The United States House of Representatives last week voted to extend federal highway and transit funding in the form of a continuing resolution for another nine months, running from January 1, 2011-September 30, 2011.
This measure was part of a $1.2 trillion federal spending bill, which will now head to the Senate for approval. This continuing resolution is the latest in a series, which have been enacted to keep transportation spending afloat since SAFETEA-LU expired on September 30, 2009.
This funding, which goes toward surface transportation maintenance, development, and construction, has been kept afloat by multiple continuing resolutions typically ranging from four-to-seven weeks and keep funding at current levels.
While continuing resolutions have served as a stop gap to sustain funding at current levels, there is no clear indication if a new bill will come to fruition anytime soon.
With the federal gasoline tax, which has not seen an increase since 1994, serving as the primary funding mechanism for surface transportation funding, the prospect of raising it to generate additional revenue was raised in the final report issued by President Obama’s bipartisan commission charged with reducing the national deficit.
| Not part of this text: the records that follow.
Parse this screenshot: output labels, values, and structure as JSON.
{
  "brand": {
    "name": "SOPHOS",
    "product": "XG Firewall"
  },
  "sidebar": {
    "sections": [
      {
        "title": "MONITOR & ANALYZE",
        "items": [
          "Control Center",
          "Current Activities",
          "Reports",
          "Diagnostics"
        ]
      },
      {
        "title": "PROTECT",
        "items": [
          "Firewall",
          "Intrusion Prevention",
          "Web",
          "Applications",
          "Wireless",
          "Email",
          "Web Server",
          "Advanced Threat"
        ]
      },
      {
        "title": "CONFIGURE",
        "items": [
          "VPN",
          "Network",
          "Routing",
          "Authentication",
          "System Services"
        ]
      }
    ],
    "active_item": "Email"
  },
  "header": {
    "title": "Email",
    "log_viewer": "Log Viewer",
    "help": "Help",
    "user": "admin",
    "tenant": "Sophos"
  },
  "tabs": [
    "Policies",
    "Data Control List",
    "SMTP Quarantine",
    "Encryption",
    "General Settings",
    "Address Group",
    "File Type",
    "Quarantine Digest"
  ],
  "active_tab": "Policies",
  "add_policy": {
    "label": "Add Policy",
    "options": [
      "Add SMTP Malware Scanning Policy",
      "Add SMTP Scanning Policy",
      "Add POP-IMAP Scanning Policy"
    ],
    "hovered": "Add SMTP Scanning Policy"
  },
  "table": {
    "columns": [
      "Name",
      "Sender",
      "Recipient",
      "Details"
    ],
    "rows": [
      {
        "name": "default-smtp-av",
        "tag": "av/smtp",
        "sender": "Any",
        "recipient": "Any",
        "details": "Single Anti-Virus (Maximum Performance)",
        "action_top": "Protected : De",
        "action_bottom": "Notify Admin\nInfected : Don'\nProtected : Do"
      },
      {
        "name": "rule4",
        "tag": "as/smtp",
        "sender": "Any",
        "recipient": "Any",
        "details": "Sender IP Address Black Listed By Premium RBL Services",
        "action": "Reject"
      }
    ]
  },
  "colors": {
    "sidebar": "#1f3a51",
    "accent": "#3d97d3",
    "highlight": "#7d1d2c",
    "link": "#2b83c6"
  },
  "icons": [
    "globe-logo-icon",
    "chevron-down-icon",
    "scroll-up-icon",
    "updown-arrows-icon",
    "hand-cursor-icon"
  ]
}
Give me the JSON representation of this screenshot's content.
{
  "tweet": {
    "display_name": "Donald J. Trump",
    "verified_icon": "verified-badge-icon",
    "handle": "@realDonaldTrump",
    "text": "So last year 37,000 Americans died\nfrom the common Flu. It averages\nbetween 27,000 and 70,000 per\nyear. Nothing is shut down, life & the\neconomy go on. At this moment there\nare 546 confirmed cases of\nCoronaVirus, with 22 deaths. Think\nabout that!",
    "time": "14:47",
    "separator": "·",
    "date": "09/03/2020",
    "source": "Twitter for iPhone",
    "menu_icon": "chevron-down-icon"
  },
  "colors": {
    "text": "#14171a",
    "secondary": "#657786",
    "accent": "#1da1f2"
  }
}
The commission proposed to gradually increase the gasoline tax by $0.15 to fund transportation spending beginning in 2013.
And the commission’s draft report noted that raising the gasoline tax, which has been at 18.4 cents for gasoline and 23.4 cents for diesel and has not been increased since 1993, would “dedicate funds toward fully funding the transportation trust fund and therefore eliminating the need for further general fund bailouts.”
But raising the tax has long been labeled by lawmakers on both side of the aisle as a “non-starter,” especially now, given the focus on fiscal austerity in light of the recent mid-term elections.
While these continuing resolutions are a step in the right direction, it is clear that it is not an ideal situation, according to Leslie Blakey, executive director of the Coalition for America’s Gateways and Trade Corridors.
“On one hand, it is a good thing to have the work picked back up, but it is only for [a certain amount of time] and does not give us much security in the sense to look ahead, feel confident and get a platform to keep our transportation moving,” said Blakey, in a recent interview. “We need a better foundation than one month at a time and need to get a real bill passed, which is fully-funded and addresses its financing issues.”
For freight and goods movement, Blakey said that a new bill needs a dedicated freight fund as multi-modal, long-term projects take a long time to complete. And construction interruptions for these projects are costly and problematic, due to the complex nature of these projects-with a stop and start approach being detrimental to the country’s economic competitiveness and ability to move forward and keep commerce moving.
The need for a new surface transportation authorization was echoed by Senator Barbara Boxer (D-Calif.). In a Senate Committee on Environment and Public Works hearing on “The Importance of Transportation Investments to the National Economy and Jobs,” earlier this year. Boxer noted that infrastructure investments enhance business productivity by reducing disruptions that waste money, time, and fuel and undermine the country’s competitiveness.
“The next highway, transit and highway safety authorization provides an opportunity to take a fresh look at these programs and make the changes necessary to ensure our transportation system will meet America’s needs in the coming years,” said Boxer. “At the end of the day it’s a matter of setting the right priorities and crafting innovative and effective means to address them.”